Officials for FirstNet contractor AT&T have announced plans to provide public-safety subscribers with at least two fully compliant MCPTT vendor choices during the second half of this year. AT&T, Verizon and Sprint all use the Kodiak technology that is owned by Motorola Solutions to provide carrier-integrated push-to-talk-over-cellular services (PoC) primarily to enterprise customers.
AT&T last year completed its MCPTT selection process but has not announced any FirstNet MCPTT vendors to date.
“Fully 3GPP-compliant MCPTT solutions will be available in the second half of 2019,” according to an AT&T statement provided today to IWCE’s Urgent Communications. “As they become available, we’ll provide specific guidance to customers as to which solution may best fit their needs.”
Doerk also announced that a new Critical Connect feature that enables cloud-based ISSI interoperable communications between ASTRO 25 systems and Motorola Solutions’ cloud-based WAVE PTT services became commercially available this week. Announced last month at IWCE 2019 in Las Vegas, the new functionality augments Critical Connect’s ability to link an ASTRO 25 network with other ASTRO 25 systems and with carrier-integrated push-to-talk services supported by Kodiak.

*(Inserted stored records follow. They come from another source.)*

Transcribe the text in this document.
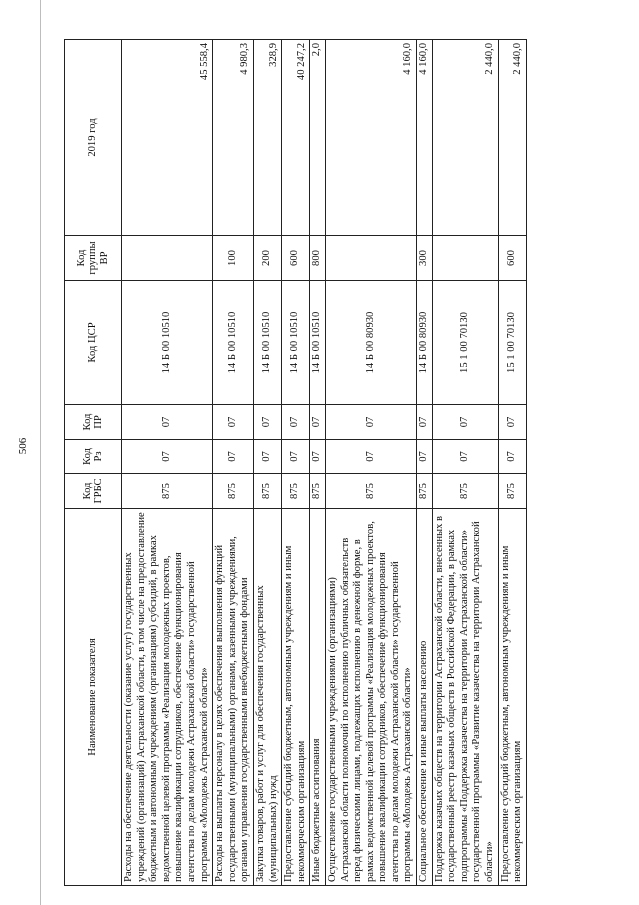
506
Наименование показателя	Код ГРБС	Код Рз	Код ПР	Код ЦСР	Код группы ВР	2019 год
Расходы на обеспечение деятельности (оказание услуг) государственных учреждений (организаций) Астраханской области, в том числе на предоставление бюджетным и автономным учреждениям (организациям) субсидий, в рамках ведомственной целевой программы «Реализация молодежных проектов, повышение квалификации сотрудников, обеспечение функционирования агентства по делам молодежи Астраханской области» государственной программы «Молодежь Астраханской области»	875	07	07	14 Б 00 10510		45 558,4
Расходы на выплаты персоналу в целях обеспечения выполнения функций государственными (муниципальными) органами, казенными учреждениями, органами управления государственными внебюджетными фондами	875	07	07	14 Б 00 10510	100	4 980,3
Закупка товаров, работ и услуг для обеспечения государственных (муниципальных) нужд	875	07	07	14 Б 00 10510	200	328,9
Предоставление субсидий бюджетным, автономным учреждениям и иным некоммерческим организациям	875	07	07	14 Б 00 10510	600	40 247,2
Иные бюджетные ассигнования	875	07	07	14 Б 00 10510	800	2,0
Осуществление государственными учреждениями (организациями) Астраханской области полномочий по исполнению публичных обязательств перед физическими лицами, подлежащих исполнению в денежной форме, в рамках ведомственной целевой программы «Реализация молодежных проектов, повышение квалификации сотрудников, обеспечение функционирования агентства по делам молодежи Астраханской области» государственной программы «Молодежь Астраханской области»	875	07	07	14 Б 00 80930		4 160,0
Социальное обеспечение и иные выплаты населению	875	07	07	14 Б 00 80930	300	4 160,0
Поддержка казачьих обществ на территории Астраханской области, внесенных в государственный реестр казачьих обществ в Российской Федерации, в рамках подпрограммы «Поддержка казачества на территории Астраханской области» государственной программы «Развитие казачества на территории Астраханской области»	875	07	07	15 1 00 70130		2 440,0
Предоставление субсидий бюджетным, автономным учреждениям и иным некоммерческим организациям	875	07	07	15 1 00 70130	600	2 440,0
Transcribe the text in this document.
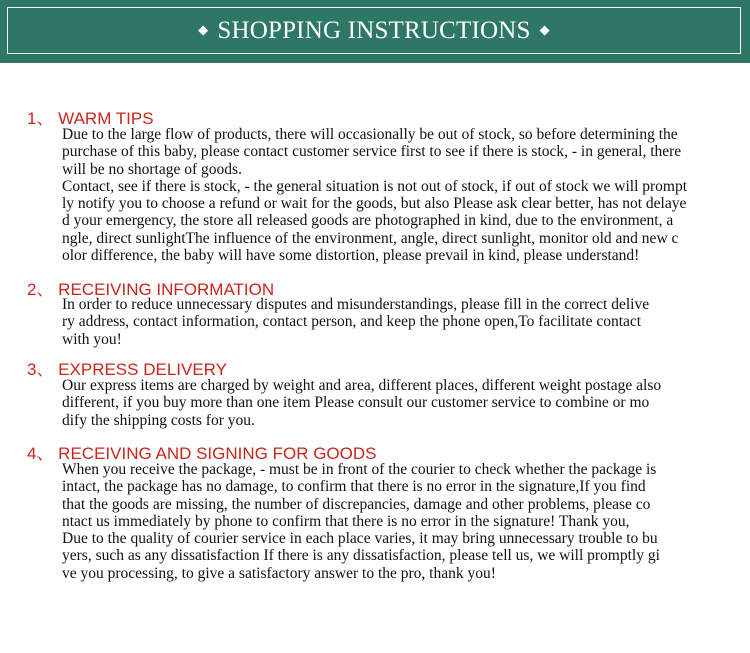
◆ SHOPPING INSTRUCTIONS ◆
1、 WARM TIPS
Due to the large flow of products, there will occasionally be out of stock, so before determining the
purchase of this baby, please contact customer service first to see if there is stock, - in general, there
will be no shortage of goods.
Contact, see if there is stock, - the general situation is not out of stock, if out of stock we will prompt
ly notify you to choose a refund or wait for the goods, but also Please ask clear better, has not delaye
d your emergency, the store all released goods are photographed in kind, due to the environment, a
ngle, direct sunlightThe influence of the environment, angle, direct sunlight, monitor old and new c
olor difference, the baby will have some distortion, please prevail in kind, please understand!
2、 RECEIVING INFORMATION
In order to reduce unnecessary disputes and misunderstandings, please fill in the correct delive
ry address, contact information, contact person, and keep the phone open,To facilitate contact
with you!
3、 EXPRESS DELIVERY
Our express items are charged by weight and area, different places, different weight postage also
different, if you buy more than one item Please consult our customer service to combine or mo
dify the shipping costs for you.
4、 RECEIVING AND SIGNING FOR GOODS
When you receive the package, - must be in front of the courier to check whether the package is
intact, the package has no damage, to confirm that there is no error in the signature,If you find
that the goods are missing, the number of discrepancies, damage and other problems, please co
ntact us immediately by phone to confirm that there is no error in the signature! Thank you,
Due to the quality of courier service in each place varies, it may bring unnecessary trouble to bu
yers, such as any dissatisfaction If there is any dissatisfaction, please tell us, we will promptly gi
ve you processing, to give a satisfactory answer to the pro, thank you!
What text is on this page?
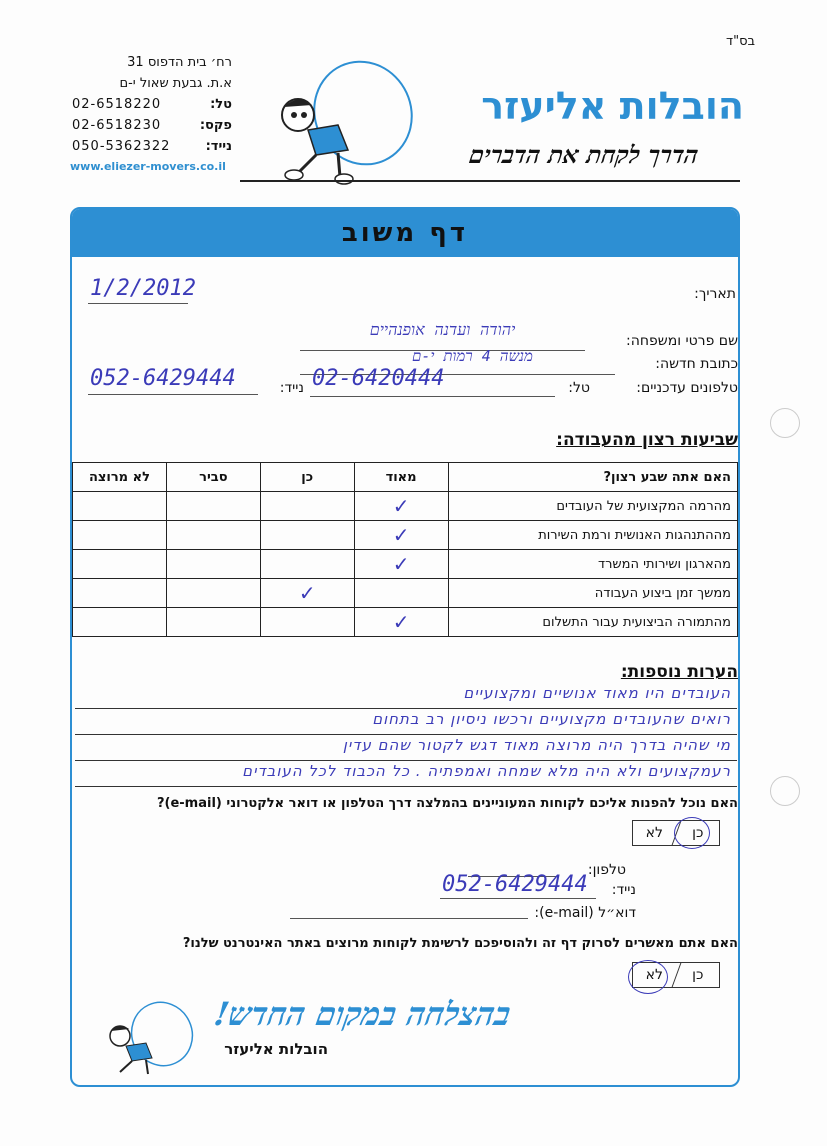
בס"ד
רח׳ בית הדפוס 31
א.ת. גבעת שאול י-ם
טל:
02-6518220
פקס:
02-6518230
נייד:
050-5362322
www.eliezer-movers.co.il
הובלות אליעזר
הדרך לקחת את הדברים
דף משוב
תאריך:
1/2/2012
שם פרטי ומשפחה:
יהודה ועדנה אופנהיים
כתובת חדשה:
מנשה 4 רמות י-ם
טלפונים עדכניים:
טל:
02-6420444
נייד:
052-6429444
שביעות רצון מהעבודה:
האם אתה שבע רצון?	מאוד	כן	סביר	לא מרוצה
מהרמה המקצועית של העובדים	✓			
מההתנהגות האנושית ורמת השירות	✓			
מהארגון ושירותי המשרד	✓			
ממשך זמן ביצוע העבודה		✓		
מהתמורה הביצועית עבור התשלום	✓			
הערות נוספות:
העובדים היו מאוד אנושיים ומקצועיים
רואים שהעובדים מקצועיים ורכשו ניסיון רב בתחום
מי שהיה בדרך היה מרוצה מאוד דגש לקטור שהם עדין
רעמקצועים ולא היה מלא שמחה ואמפתיה . כל הכבוד לכל העובדים
האם נוכל להפנות אליכם לקוחות המעוניינים בהמלצה דרך הטלפון או דואר אלקטרוני (e-mail)?
כן
לא
טלפון:
נייד:
052-6429444
דוא״ל (e-mail):
האם אתם מאשרים לסרוק דף זה ולהוסיפכם לרשימת לקוחות מרוצים באתר האינטרנט שלנו?
כן
לא
בהצלחה במקום החדש!
הובלות אליעזר
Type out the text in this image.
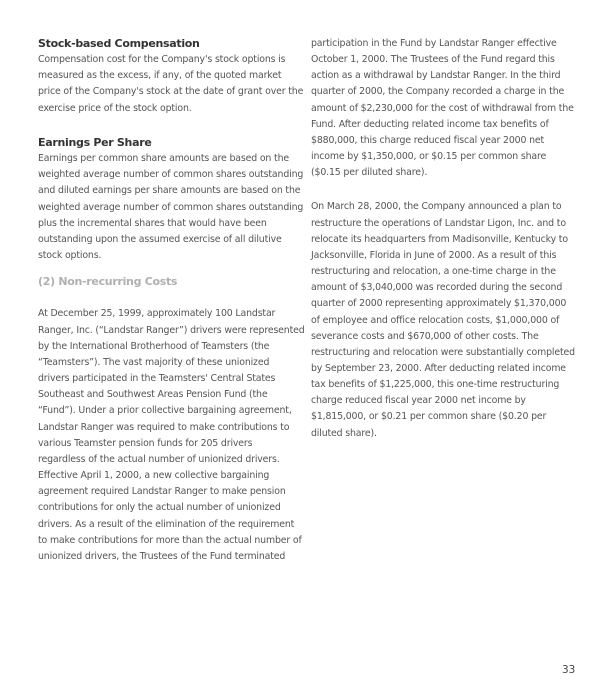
Stock-based Compensation
Compensation cost for the Company's stock options is
measured as the excess, if any, of the quoted market
price of the Company's stock at the date of grant over the
exercise price of the stock option.
Earnings Per Share
Earnings per common share amounts are based on the
weighted average number of common shares outstanding
and diluted earnings per share amounts are based on the
weighted average number of common shares outstanding
plus the incremental shares that would have been
outstanding upon the assumed exercise of all dilutive
stock options.
(2) Non-recurring Costs
At December 25, 1999, approximately 100 Landstar
Ranger, Inc. (“Landstar Ranger”) drivers were represented
by the International Brotherhood of Teamsters (the
“Teamsters”). The vast majority of these unionized
drivers participated in the Teamsters' Central States
Southeast and Southwest Areas Pension Fund (the
“Fund”). Under a prior collective bargaining agreement,
Landstar Ranger was required to make contributions to
various Teamster pension funds for 205 drivers
regardless of the actual number of unionized drivers.
Effective April 1, 2000, a new collective bargaining
agreement required Landstar Ranger to make pension
contributions for only the actual number of unionized
drivers. As a result of the elimination of the requirement
to make contributions for more than the actual number of
unionized drivers, the Trustees of the Fund terminated
participation in the Fund by Landstar Ranger effective
October 1, 2000. The Trustees of the Fund regard this
action as a withdrawal by Landstar Ranger. In the third
quarter of 2000, the Company recorded a charge in the
amount of $2,230,000 for the cost of withdrawal from the
Fund. After deducting related income tax benefits of
$880,000, this charge reduced fiscal year 2000 net
income by $1,350,000, or $0.15 per common share
($0.15 per diluted share).
On March 28, 2000, the Company announced a plan to
restructure the operations of Landstar Ligon, Inc. and to
relocate its headquarters from Madisonville, Kentucky to
Jacksonville, Florida in June of 2000. As a result of this
restructuring and relocation, a one-time charge in the
amount of $3,040,000 was recorded during the second
quarter of 2000 representing approximately $1,370,000
of employee and office relocation costs, $1,000,000 of
severance costs and $670,000 of other costs. The
restructuring and relocation were substantially completed
by September 23, 2000. After deducting related income
tax benefits of $1,225,000, this one-time restructuring
charge reduced fiscal year 2000 net income by
$1,815,000, or $0.21 per common share ($0.20 per
diluted share).
33
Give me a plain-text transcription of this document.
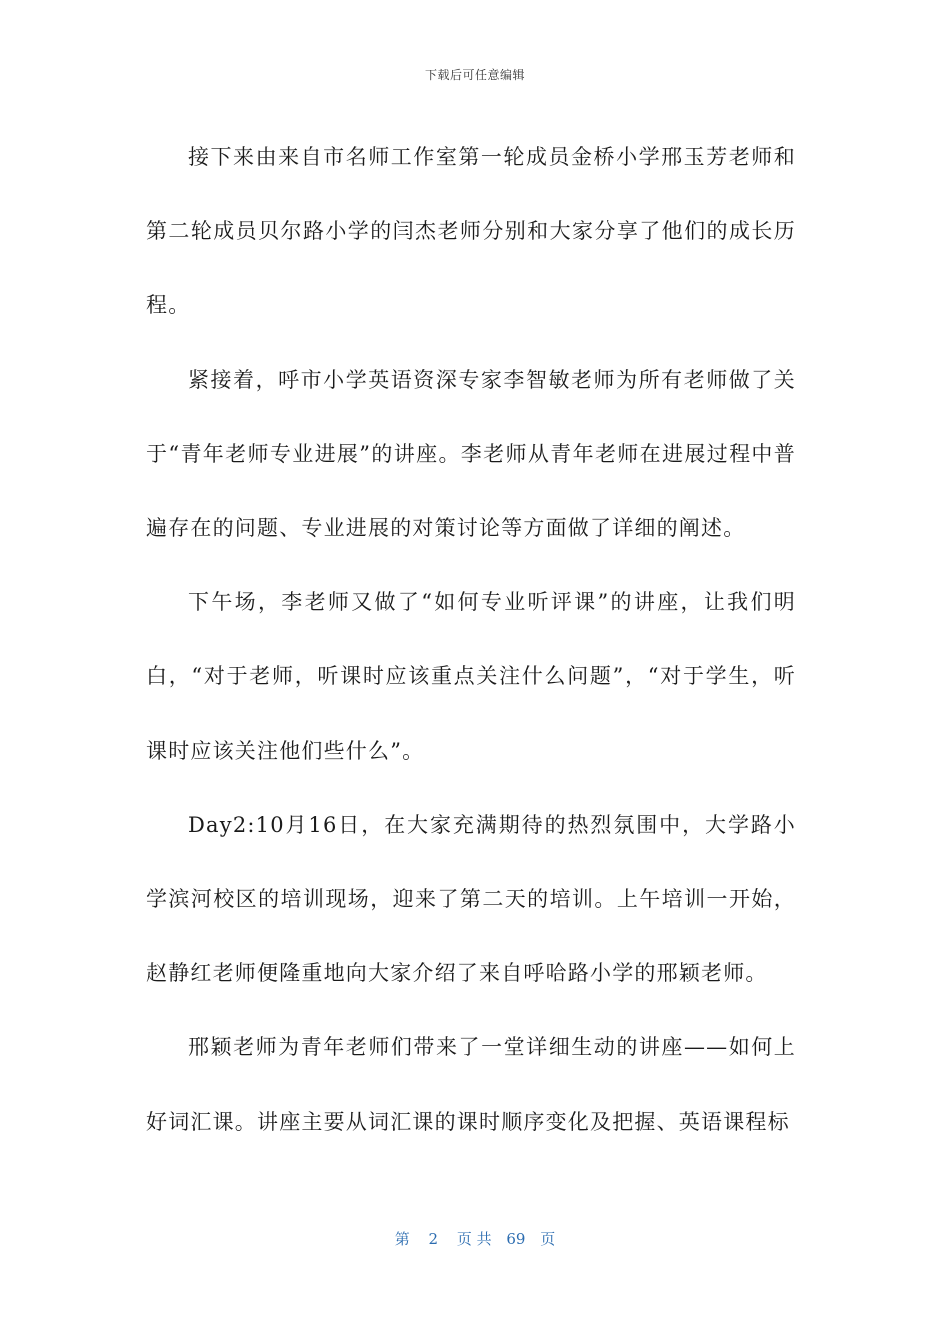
下载后可任意编辑

接下来由来自市名师工作室第一轮成员金桥小学邢玉芳老师和第二轮成员贝尔路小学的闫杰老师分别和大家分享了他们的成长历程。

紧接着，呼市小学英语资深专家李智敏老师为所有老师做了关于“青年老师专业进展”的讲座。李老师从青年老师在进展过程中普遍存在的问题、专业进展的对策讨论等方面做了详细的阐述。

下午场，李老师又做了“如何专业听评课”的讲座，让我们明白，“对于老师，听课时应该重点关注什么问题”，“对于学生，听课时应该关注他们些什么”。

Day2:10月16日，在大家充满期待的热烈氛围中，大学路小学滨河校区的培训现场，迎来了第二天的培训。上午培训一开始，赵静红老师便隆重地向大家介绍了来自呼哈路小学的邢颖老师。

邢颖老师为青年老师们带来了一堂详细生动的讲座——如何上好词汇课。讲座主要从词汇课的课时顺序变化及把握、英语课程标

第 2 页 共 69 页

“The unique thing about this particular offer is that it makes available some of the MCPTT-compliant features that are in [Kodiak PTT] Release 9.0—things like emergency calling and remote monitoring,” Doerk said. “Those capabilities are available to Critical Connect customers that decide to use WAVE for broadband push to talk.”
Doerk noted that this new Critical Connect feature supports interoperability only with cloud-based WAVE PTT offerings, not premise-based PTT products like WAVE 3000 and WAVE 5000.